It’s very difficult to make an effective horror film, yet filmmakers keep trying year after year. If I list titles like The Exorcist, The Omen, Psycho, Halloween, The Shining, The Amityville Horror, Alien and even last year’s Get Out and It, you immediately remember how you felt when you first saw those movies. Every day for the past week or so, I’ve seen promoted tweets for Hereditary on my Twitter feed that espouse how great it is and tell me to “believe the hype.” Hype ranks as perhaps the most scurrilous form of sales and marketing because it celebrates irrational thinking to some extent. Critics can get it wrong, but audience reactions almost always reflect the real mood. When I saw Hereditary, my fellow moviegoers fluctuated between laughter, ridicule and boredom with very little horror. I entered the screening with an open mind and left feeling decapitated. Hereditary sadly only inherits the bad habits of the worst M. Night Shyamalan films.
Writer/director Ari Aster released a number of shorts over the past few years, and Hereditary is his first feature film. Although I see lots of promise in Aster’s filmmaking skills, perhaps this subject matter would have worked better as a short. It’s easy to grab people and hold their attention for a few minutes, but only the best can do that for over two hours.
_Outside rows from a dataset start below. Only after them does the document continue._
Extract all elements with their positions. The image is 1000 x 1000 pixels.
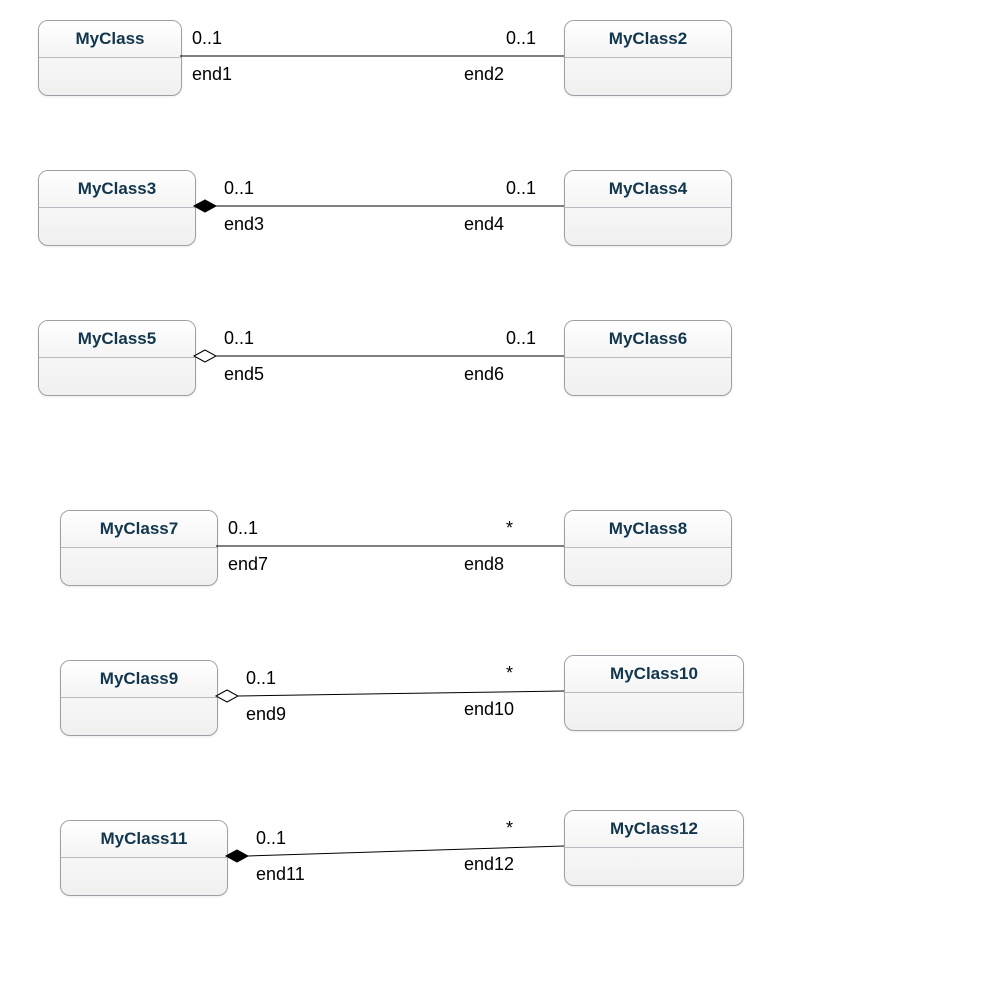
class-body	[39, 358, 195, 392]
class-box-myclass9[interactable]: MyClass9	[60, 660, 218, 736]
multiplicity-label: 0..1	[246, 668, 276, 689]
class-box-myclass7[interactable]: MyClass7	[60, 510, 218, 586]
class-body	[39, 58, 181, 92]
class-box-myclass10[interactable]: MyClass10	[564, 655, 744, 731]
class-title: MyClass9	[61, 661, 217, 698]
class-body	[565, 208, 731, 242]
class-box-myclass3[interactable]: MyClass3	[38, 170, 196, 246]
class-body	[565, 693, 743, 727]
class-box-myclass12[interactable]: MyClass12	[564, 810, 744, 886]
class-title: MyClass10	[565, 656, 743, 693]
composition-diamond-icon	[194, 200, 216, 212]
multiplicity-label: 0..1	[506, 328, 536, 349]
aggregation-diamond-icon	[194, 350, 216, 362]
aggregation-diamond-icon	[216, 690, 238, 702]
multiplicity-label: 0..1	[228, 518, 258, 539]
role-label: end9	[246, 704, 286, 725]
class-body	[61, 698, 217, 732]
multiplicity-label: *	[506, 518, 513, 539]
class-body	[39, 208, 195, 242]
role-label: end5	[224, 364, 264, 385]
class-box-myclass6[interactable]: MyClass6	[564, 320, 732, 396]
role-label: end4	[464, 214, 504, 235]
class-title: MyClass3	[39, 171, 195, 208]
class-box-myclass2[interactable]: MyClass2	[564, 20, 732, 96]
multiplicity-label: 0..1	[506, 28, 536, 49]
class-body	[565, 548, 731, 582]
class-box-myclass8[interactable]: MyClass8	[564, 510, 732, 586]
class-title: MyClass2	[565, 21, 731, 58]
role-label: end12	[464, 854, 514, 875]
multiplicity-label: *	[506, 818, 513, 839]
class-box-myclass11[interactable]: MyClass11	[60, 820, 228, 896]
class-body	[565, 358, 731, 392]
class-title: MyClass8	[565, 511, 731, 548]
class-title: MyClass	[39, 21, 181, 58]
composition-diamond-icon	[226, 850, 248, 862]
class-body	[565, 58, 731, 92]
class-box-myclass[interactable]: MyClass	[38, 20, 182, 96]
class-title: MyClass12	[565, 811, 743, 848]
association-segment	[238, 691, 564, 696]
multiplicity-label: *	[506, 663, 513, 684]
class-title: MyClass6	[565, 321, 731, 358]
class-body	[61, 858, 227, 892]
class-title: MyClass4	[565, 171, 731, 208]
class-body	[565, 848, 743, 882]
role-label: end6	[464, 364, 504, 385]
role-label: end1	[192, 64, 232, 85]
class-title: MyClass11	[61, 821, 227, 858]
class-box-myclass5[interactable]: MyClass5	[38, 320, 196, 396]
class-title: MyClass7	[61, 511, 217, 548]
class-box-myclass4[interactable]: MyClass4	[564, 170, 732, 246]
association-segment	[248, 846, 564, 856]
multiplicity-label: 0..1	[506, 178, 536, 199]
class-body	[61, 548, 217, 582]
multiplicity-label: 0..1	[192, 28, 222, 49]
role-label: end2	[464, 64, 504, 85]
class-title: MyClass5	[39, 321, 195, 358]
role-label: end11	[256, 864, 305, 885]
multiplicity-label: 0..1	[224, 178, 254, 199]
role-label: end8	[464, 554, 504, 575]
role-label: end10	[464, 699, 514, 720]
role-label: end3	[224, 214, 264, 235]
multiplicity-label: 0..1	[224, 328, 254, 349]
multiplicity-label: 0..1	[256, 828, 286, 849]
role-label: end7	[228, 554, 268, 575]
Aster inserts some wonderful elements here like a creepy child, a spooky house, hints at a terrible past and extremely detailed miniatures. He just doesn’t know how to pull it all together in a consistent experience. There are at least two different taglines for the movie, and if even the marketing messages don’t match, the content might be equally flawed.
The film opens on the text of an obituary. Of course, it’s not on screen long enough for you to read it. Lingering on an obituary for just an extra minute could easily heighten tension. It turns out that the obituary is for Ellen, the mother of Annie Graham (Toni Collette), an artist who slaves over dioramas with miniatures and works out her issues with scenes about her own life. Annie lives with husband Steve (Gabriel Byrne) and children Peter (Alex Wolff) and Charlie (Milly Shapiro) in an idyllic house that features her workshop and lots of dark corners. Annie and Ellen didn’t have the best relationship, but Ellen loved Charlie. The reactions of Annie and Charlie to Ellen’s death lead to more horrific events and cause Annie to explore séances.
Collette won me over in 1995’s Muriel’s Wedding and kept me coming back for every one of her films, including what I consider a perfect horror flick/ghost story — Shyamalan’s The Sixth Sense. She has such an expressive face and wide smile that I find almost all of her characters believable and lived in. Annie feels the same, yet later plot twists take Collette from understandable hysteria to silliness. Shapiro plays the weird daughter who likes to draw strange visions and disturbing subject matter. She makes a clucking sound out of habit, and the greatest failure of Hereditary is that Aster doesn’t make more use of Shapiro in her first film role after a successful run in the Broadway musical Matilda. The male actors don’t make as much of an impression. The usually reliable Byrne practically sleepwalks through this role, and his character reacts with aloofness much like I imagine Byrne did for his agent signing him up for this mess. Wolff recently appeared in Jumanji: Welcome to the Jungle, and his only reaction here is one of looking shocked or stoned — both the same.
Many problems kept me from being fully engaged and took me out of the experience. I laughed more than I was scared, and that’s a huge issue for a supposed horror film. In a séance that should creep me out, I couldn’t stop laughing because they attempted to contact a spirit poorly named Louie and repeated the name so much that I thought of the song “Louie Louie.” Sequences of relief balance the scenes of horror; unfortunately, those sequences go on too long and lead to tedium. Charlie has a serious nut allergy that is established early on, yet when faced with food that could contain nuts, she doesn’t think twice about eating it. Most horror films build up to a finale that almost feels out of control. At the point where things should ramp up, Hereditary stays flat and presents a finale that’s somehow more ridiculous than anything that came before it. Overly manipulative music, cheap jump scares and dreaded dream sequences further convinced me that Aster just wasn’t ready for this much of a challenge.
All of the elements for a great film are here. In fact, I want to see the movie suggested by the trailer. The right director could take the same subject matter and produce a better result. Instead, Aster squanders his good ideas and emphasizes the bad ones. Annie’s miniatures are stunning. A beautiful shot early in the movie seamlessly transitions from a miniature scene to the real world. Where’s more of that?! Playing off the models with the live action could have been a unique look at the plot. Glimpses of possible or imagined ghosts provide the only chills in the movie. More scenes like those could have won me over. Instead, Hereditary joins a long line of well-meaning flicks that don’t belong in the horror family tree.